Help on the Way

As a psychotherapist, I needed professional help. The thought seemed new, which surprised me. Couldn’t everyone benefit from someone listening to them every week? I’d chosen a difficult profession. I often felt that it had chosen me. I knew that the thought in the opening sentence had come to me a hundred times. Maybe this was the first time I was listening. I was walking toward my psychoanalyst’s office. Soon I would be lying on her couch, where I felt safer doubting the contents of what I said. That sentence didn’t sound better than the opening one. I might’ve said that I felt safer in my psychoanalyst’s office to say whatever came to mind without judging the contents, and that I was able to do this in good moments. How could I expect my own clients to risk feeling safe with me in a session if I didn’t continue to have the same experience with my own therapist? My analyst’s office was a block away. Another thought seemed to form itself, the sounds of downtown Seattle traffic started to push it away, I thought that maybe I should find a coffee shop and order a small coffee, and then the following sentence came to me: I’d been judging what had been coming and going in my mind during the last few minutes. I glanced at my watch, realized that I wouldn’t physically be in her office for another twenty minutes, and imagined myself writing in the hardcover journal that I held in one hand. I was a therapist who desired to write whenever possible, before and after sessions with my own clients, and before and after sessions on the couch with my psychoanalyst.

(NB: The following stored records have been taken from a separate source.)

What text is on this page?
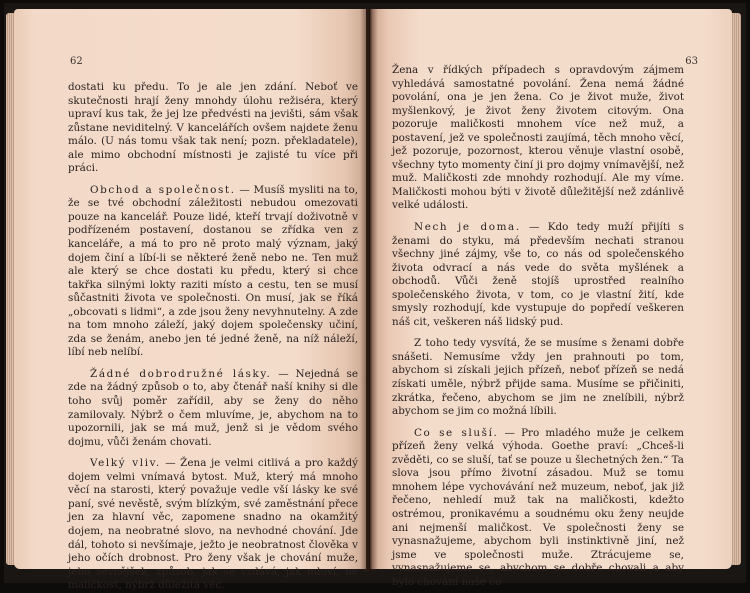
62

dostati ku předu. To je ale jen zdání. Neboť ve skutečnosti hrají ženy mnohdy úlohu režiséra, který upraví kus tak, že jej lze předvésti na jevišti, sám však zůstane neviditelný. V kancelářích ovšem najdete ženu málo. (U nás tomu však tak není; pozn. překladatele), ale mimo obchodní místnosti je zajisté tu více při práci.

Obchod a společnost. — Musíš mysliti na to, že se tvé obchodní záležitosti nebudou omezovati pouze na kancelář. Pouze lidé, kteří trvají doživotně v podřízeném postavení, dostanou se zřídka ven z kanceláře, a má to pro ně proto malý význam, jaký dojem činí a líbí-li se některé ženě nebo ne. Ten muž ale který se chce dostati ku předu, který si chce takřka silnými lokty raziti místo a cestu, ten se musí sůčastniti života ve společnosti. On musí, jak se říká „obcovati s lidmi“, a zde jsou ženy nevyhnutelny. A zde na tom mnoho záleží, jaký dojem společensky učiní, zda se ženám, anebo jen té jedné ženě, na níž náleží, líbí neb nelíbí.

Žádné dobrodružné lásky. — Nejedná se zde na žádný způsob o to, aby čtenář naší knihy si dle toho svůj poměr zařídil, aby se ženy do něho zamilovaly. Nýbrž o čem mluvíme, je, abychom na to upozornili, jak se má muž, jenž si je vědom svého dojmu, vůči ženám chovati.

Velký vliv. — Žena je velmi citlivá a pro každý dojem velmi vnímavá bytost. Muž, který má mnoho věcí na starosti, který považuje vedle vší lásky ke své paní, své nevěstě, svým blízkým, své zaměstnání přece jen za hlavní věc, zapomene snadno na okamžitý dojem, na neobratné slovo, na nevhodné chování. Jde dál, tohoto si nevšímaje, ježto je neobratnost člověka v jeho očích drobnost. Pro ženy však je chování muže, jeho zevnějšek, způsob, jak se vzdává, jak mluví, ne maličkost, nýbrž důležitá věc.

63

Žena v řídkých případech s opravdovým zájmem vyhledává samostatné povolání. Žena nemá žádné povolání, ona je jen žena. Co je život muže, život myšlenkový, je život ženy životem citovým. Ona pozoruje maličkosti mnohem více než muž, a postavení, jež ve společnosti zaujímá, těch mnoho věcí, jež pozoruje, pozornost, kterou věnuje vlastní osobě, všechny tyto momenty činí ji pro dojmy vnímavější, než muž. Maličkosti zde mnohdy rozhodují. Ale my víme. Maličkosti mohou býti v životě důležitější než zdánlivě velké události.

Nech je doma. — Kdo tedy muží přijíti s ženami do styku, má především nechati stranou všechny jiné zájmy, vše to, co nás od společenského života odvrací a nás vede do světa myšlének a obchodů. Vůči ženě stojíš uprostřed realního společenského života, v tom, co je vlastní žití, kde smysly rozhodují, kde vystupuje do popředí veškeren náš cit, veškeren náš lidský pud.

Z toho tedy vysvítá, že se musíme s ženami dobře snášeti. Nemusíme vždy jen prahnouti po tom, abychom si získali jejich přízeň, neboť přízeň se nedá získati uměle, nýbrž přijde sama. Musíme se přičiniti, zkrátka, řečeno, abychom se jim ne znelíbili, nýbrž abychom se jim co možná líbili.

Co se sluší. — Pro mladého muže je celkem přízeň ženy velká výhoda. Goethe praví: „Chceš-li zvěděti, co se sluší, tať se pouze u šlechetných žen.“ Ta slova jsou přímo životní zásadou. Muž se tomu mnohem lépe vychovávání než muzeum, neboť, jak již řečeno, nehledí muž tak na maličkosti, kdežto ostrémou, pronikavému a soudnému oku ženy neujde ani nejmenší maličkost. Ve společnosti ženy se vynasnažujeme, abychom byli instinktivně jiní, než jsme ve společnosti muže. Ztrácujeme se, vynasnažujeme se, abychom se dobře chovali a aby bylo chování naše co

As I stood in line and doubted whether or not I should order drip coffee or an Americano, I remembered thinking a minute or so earlier that I would have to wait another twenty minutes for the session, and the writer in me rewrote the sentence: I would have to wait before I could jump into her office. Maybe it wasn’t such a bad idea to doubt what I assumed was the meaning of whatever I thought or felt at any given moment. I must have been more in a hurry to have someone else listen to me than I wished to admit. With the help of caffeine, I spent several minutes writing whatever came to mind in my journal. I somehow knew, without looking at my watch, when it was time to stop and cross the street for another fifty minutes of professional help.